Yuuma mencium Aria lagi. Tangannya kembali meremas payudara gadis itu, mengkuadratkan kenikmatan Aria. Gerakannya semakin tak terkendali. Telinganya juga mulai terbiasa dengan desahan-desahan Aria.

" Yuumaaa… Ahhhh… " Aria sepertinya akan mencapai klimaksnya lagi. Yuuma menatap Aria, dan akhirnya pertahanannya runtuh juga. Dia juga akan mencapai titik puncaknya.

" Ngghhh… Ariaa! "

Satu tusukan lagi, dan Yuuma segera mencabut miliknya keluar, menyemprotkan cairan berwarna putih ke tubuh Aria. Aria pun begitu, dia mengeluarkan cairannya sambil meneriakkan nama laki-laki di atasnya. Yuuma ambruk menimpa Aria kelelahan. Paling tidak dia mengeluarkan spermanya di luar. Mengecilkan kemungkinan Aria hamil. Tapi toh, kalau kekasihnya hamil, dia akan langsung menikahinya. Yuuma sangat mencintai Aria.

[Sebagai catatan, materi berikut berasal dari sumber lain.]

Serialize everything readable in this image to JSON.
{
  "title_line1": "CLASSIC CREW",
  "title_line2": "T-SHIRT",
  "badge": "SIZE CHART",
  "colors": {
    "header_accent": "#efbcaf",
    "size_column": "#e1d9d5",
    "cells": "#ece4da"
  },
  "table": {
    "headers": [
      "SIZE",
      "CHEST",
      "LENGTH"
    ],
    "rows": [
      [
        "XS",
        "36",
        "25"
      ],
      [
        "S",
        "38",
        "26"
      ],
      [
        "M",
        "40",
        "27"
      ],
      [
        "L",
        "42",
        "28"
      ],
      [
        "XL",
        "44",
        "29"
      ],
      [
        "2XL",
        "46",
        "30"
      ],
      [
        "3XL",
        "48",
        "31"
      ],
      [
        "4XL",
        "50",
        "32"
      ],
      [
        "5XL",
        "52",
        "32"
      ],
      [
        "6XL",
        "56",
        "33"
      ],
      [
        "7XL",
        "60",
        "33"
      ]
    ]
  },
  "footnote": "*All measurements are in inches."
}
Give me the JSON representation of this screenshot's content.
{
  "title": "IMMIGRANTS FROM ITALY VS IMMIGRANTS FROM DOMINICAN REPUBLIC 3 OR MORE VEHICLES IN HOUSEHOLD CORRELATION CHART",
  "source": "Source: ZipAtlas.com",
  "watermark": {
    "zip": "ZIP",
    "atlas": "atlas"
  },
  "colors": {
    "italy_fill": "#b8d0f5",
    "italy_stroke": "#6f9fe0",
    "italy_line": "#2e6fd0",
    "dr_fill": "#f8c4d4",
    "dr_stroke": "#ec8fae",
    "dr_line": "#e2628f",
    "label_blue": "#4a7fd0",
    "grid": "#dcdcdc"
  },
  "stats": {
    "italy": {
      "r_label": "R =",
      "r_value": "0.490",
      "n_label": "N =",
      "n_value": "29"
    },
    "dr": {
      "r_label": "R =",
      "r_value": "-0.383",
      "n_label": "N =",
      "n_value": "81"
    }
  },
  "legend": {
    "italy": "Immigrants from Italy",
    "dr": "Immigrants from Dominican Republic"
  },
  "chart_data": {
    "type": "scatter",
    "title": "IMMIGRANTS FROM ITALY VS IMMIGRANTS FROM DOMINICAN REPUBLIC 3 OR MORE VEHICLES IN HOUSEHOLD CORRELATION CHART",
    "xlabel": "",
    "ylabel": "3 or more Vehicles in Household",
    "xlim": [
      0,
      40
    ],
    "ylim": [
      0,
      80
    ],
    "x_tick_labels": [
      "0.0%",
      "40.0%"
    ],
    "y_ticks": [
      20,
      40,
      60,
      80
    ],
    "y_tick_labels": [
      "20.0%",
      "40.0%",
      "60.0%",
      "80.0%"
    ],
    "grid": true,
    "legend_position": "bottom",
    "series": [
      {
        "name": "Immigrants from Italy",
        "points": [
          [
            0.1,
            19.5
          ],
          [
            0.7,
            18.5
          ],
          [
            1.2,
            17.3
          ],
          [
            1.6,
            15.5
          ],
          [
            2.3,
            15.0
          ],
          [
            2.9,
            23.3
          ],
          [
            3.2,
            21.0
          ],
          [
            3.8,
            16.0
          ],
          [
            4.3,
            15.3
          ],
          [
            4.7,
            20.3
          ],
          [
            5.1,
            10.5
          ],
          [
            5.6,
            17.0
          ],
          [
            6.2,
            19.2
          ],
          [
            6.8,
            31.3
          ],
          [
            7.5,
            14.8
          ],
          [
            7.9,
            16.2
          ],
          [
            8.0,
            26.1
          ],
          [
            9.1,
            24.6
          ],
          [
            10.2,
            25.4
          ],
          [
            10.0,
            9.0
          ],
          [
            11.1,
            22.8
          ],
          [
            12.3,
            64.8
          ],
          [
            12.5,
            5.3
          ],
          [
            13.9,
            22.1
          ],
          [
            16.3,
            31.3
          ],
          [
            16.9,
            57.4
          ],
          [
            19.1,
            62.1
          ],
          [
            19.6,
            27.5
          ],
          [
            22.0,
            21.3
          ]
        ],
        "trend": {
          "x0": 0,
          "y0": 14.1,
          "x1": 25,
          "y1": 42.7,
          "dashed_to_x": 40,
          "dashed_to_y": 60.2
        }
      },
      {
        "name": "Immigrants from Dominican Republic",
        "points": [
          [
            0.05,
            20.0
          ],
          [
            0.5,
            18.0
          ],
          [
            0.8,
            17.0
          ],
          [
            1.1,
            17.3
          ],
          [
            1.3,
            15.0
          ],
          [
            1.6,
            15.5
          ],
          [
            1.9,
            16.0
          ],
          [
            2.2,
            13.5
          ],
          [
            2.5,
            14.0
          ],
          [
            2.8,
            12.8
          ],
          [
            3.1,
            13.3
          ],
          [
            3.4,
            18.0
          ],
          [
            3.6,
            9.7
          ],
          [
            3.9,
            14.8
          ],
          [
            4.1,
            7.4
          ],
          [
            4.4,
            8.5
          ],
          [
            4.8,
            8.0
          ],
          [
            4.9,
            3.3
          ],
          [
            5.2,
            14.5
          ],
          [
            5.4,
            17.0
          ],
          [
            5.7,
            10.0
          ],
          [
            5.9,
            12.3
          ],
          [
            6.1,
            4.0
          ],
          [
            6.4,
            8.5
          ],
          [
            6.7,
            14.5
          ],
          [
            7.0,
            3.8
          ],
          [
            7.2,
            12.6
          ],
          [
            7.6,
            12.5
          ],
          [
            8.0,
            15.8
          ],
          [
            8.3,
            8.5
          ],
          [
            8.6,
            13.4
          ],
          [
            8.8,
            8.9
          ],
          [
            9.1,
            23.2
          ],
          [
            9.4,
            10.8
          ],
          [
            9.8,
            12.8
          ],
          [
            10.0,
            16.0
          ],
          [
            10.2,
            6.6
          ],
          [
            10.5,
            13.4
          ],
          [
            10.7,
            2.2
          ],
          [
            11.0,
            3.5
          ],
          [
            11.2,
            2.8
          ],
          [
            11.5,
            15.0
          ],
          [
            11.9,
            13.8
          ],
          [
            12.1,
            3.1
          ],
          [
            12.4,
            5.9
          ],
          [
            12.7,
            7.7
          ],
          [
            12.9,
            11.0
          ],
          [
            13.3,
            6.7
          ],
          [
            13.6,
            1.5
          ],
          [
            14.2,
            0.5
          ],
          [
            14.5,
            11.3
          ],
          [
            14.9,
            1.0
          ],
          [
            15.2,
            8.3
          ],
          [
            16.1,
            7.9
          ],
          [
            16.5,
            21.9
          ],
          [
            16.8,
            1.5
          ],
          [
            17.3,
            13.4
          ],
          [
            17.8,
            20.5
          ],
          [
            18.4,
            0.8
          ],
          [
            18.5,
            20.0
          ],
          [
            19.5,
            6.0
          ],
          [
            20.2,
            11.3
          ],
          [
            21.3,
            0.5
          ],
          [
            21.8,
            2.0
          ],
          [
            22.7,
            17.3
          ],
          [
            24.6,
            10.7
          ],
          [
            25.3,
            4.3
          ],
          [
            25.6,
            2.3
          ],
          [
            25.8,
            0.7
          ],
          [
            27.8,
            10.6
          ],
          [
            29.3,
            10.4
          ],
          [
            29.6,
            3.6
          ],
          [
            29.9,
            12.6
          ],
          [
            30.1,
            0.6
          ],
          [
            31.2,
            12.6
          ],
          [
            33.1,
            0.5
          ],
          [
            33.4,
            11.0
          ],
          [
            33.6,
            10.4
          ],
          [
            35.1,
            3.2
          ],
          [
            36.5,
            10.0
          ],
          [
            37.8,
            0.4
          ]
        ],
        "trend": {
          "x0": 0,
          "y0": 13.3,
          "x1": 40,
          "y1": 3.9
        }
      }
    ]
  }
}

" Yuuma… " panggil Aria lemah. Yuuma menatap kekasihnya sambil tersenyum lembut. Aura kebahagiaan terpancar di mata Aria.

" Aku cinta kamu… "

" Aku juga, sayang… " Yuuma memeluk Aria. Aria sendiri tidak begitu keberatan Yuuma tidur di atasnya.

.

Hujan kali ini benar-benar menghapus semuanya. Menghapus status lama mereka, menghapus jarak di antara mereka, dan memberi kehangatan bagi mereka.

= THE END =


Author's Bacot Area

Ah, udah lama gak bikin lime lagi XD Maaf kalo kurang gimanaaa gitu, maaf kalo ada bagian yang kurang berkenan :3 Aku keseret lagi ke cerita beginian gara-gara seseorang =_= yah sudahlah, toh aku nulis ini biasa aja, sambil makan indomi pula. Jujur, lebih enak nulis gore daripada yang begini ._. Serius.